NKSD eyes popularity of the ‘small schools’ idea

POULSBO — They’re written into the North Kitsap School District’s “Guiding Principles,” document. They’ll involve all of the students at Kingston High School when it is due to open in 2007. And there’s already one called “Polaris” at North Kitsap High School.

Small Learning Communities (SLCs) are being stitched into the fabric of North Kitsap’s public education system — but that doesn’t mean North Kitsap’s residents, including school board members, don’t have reservations about them.

“I think this SLC business better get a better reputation out in the community,” said school board member Dick Endresen. “... Unless the public supports it, they’re not going to pay for it.”

Thus, the purpose of a study session conducted by the board Monday was to find out how North Kitsap’s Polaris program is doing as well as find out how planning for future SLCs is going. Kingston High School planning principal Bruce Saari gave a presentation on “Downsizing for Student Achievement,” to demonstrate where present planning progress.

Saari, who was previously a principal at several SLCs, including Lake Washington and Bellevue International Schools, said that “looping” — using one teacher or group of teachers with the same students over a period longer than a year —

is one of the crucial ideas in creating the educational communities in North Kitsap. That way, a student’s individual learning experiences build on each other.

“We want one learning experience to lead to another,” he said. “So students see there’s a connection, there’s a design.”

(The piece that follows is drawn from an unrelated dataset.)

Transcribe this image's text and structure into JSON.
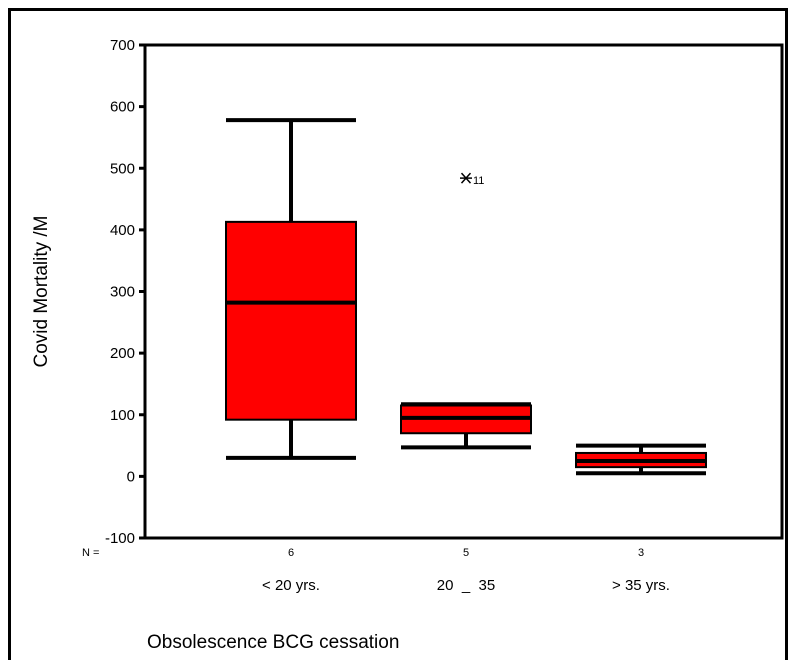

Board member Bethany McDonald said she was curious how multiple small learning communities in North Kitsap would look, given that they convey a “wide range of ideas” where they’re implemented across the country.

NKSD Student Support Services Executive Director Gregg Epperson answered McDonald by stating that it is the backbone of teacher and student collaboration of the SLC that defines it in North Kitsap.

“Really, it’s about creating ways for kids to have better learning structures,” he said. “You put the teachers in teams, they start teaching common things — and good things happen.”

Board member Ed Strickland affirmed that the further advent of SLCs in the community could not come without effective teachers.

“You have to have good teachers,” he said. “You cannot do this without teachers, otherwise they just continue to teach the way they have for 30 years.”

Board president Catherine Ahl said she wanted Saari to give her some ideas of what the drawbacks to small learning communities are. Saari replied that the primary drawback is the difficulty of creating a genuine SLC — not just a program with a new acronym.

“It’s a teaching and learning transformation to deliver things that we’ve wanted to all along,” he said.

Ahl said her main concerns dealt with training teachers to make the transition and ensuring there was public involvement in the form of students and parents in the implementation of SLCs.

“This doesn’t all change overnight,” Ahl said. “When does the training take place?”

Saari informed her that training was already happening during instructional improvement days and that next May there will be a large-scale presentation to the school board about how the SLCs will be implemented. From there, training will continue until the new communities are ready to open.

Even so, Ahl voiced her worries about parent and student involvement.

“The nightmare I wake up with is we that we create these SLCs, and we aren’t prepared for (them), she said. “I don’t see parents or students on the GPAC (Guiding Principle Action Committee). You haven’t sold the parents and you haven’t even sold us. I’ve been saying it for three years, we need students and parents and if you get them with you they’ll sell it (to the community) for you.”

The issue of affordability was also brought to the table, but Saari said that SLCs would cost no more than the current system of education.

Ahl then asked why a $400,000 grant — given by the federal government for developing SLCs to Polaris — was necessary. Saari informed her it was for planning and teaching training.

Board member Dan Delaney voiced his concerns that the perception of SLC’s is that they are “experimental.”

“I kind of rebel against the idea that SLCs are an experiment,” he said. “The teacher’s environment is going to be so much better, and if their environment is better, the students’ environment is better.

“We’re going to meet resistance to change in the community but this is not on a whim ... this is not experimental,” Delaney added “In the smaller learning community, we can help all of (the) kids. But we have to explain to people why is this better than what we have now.”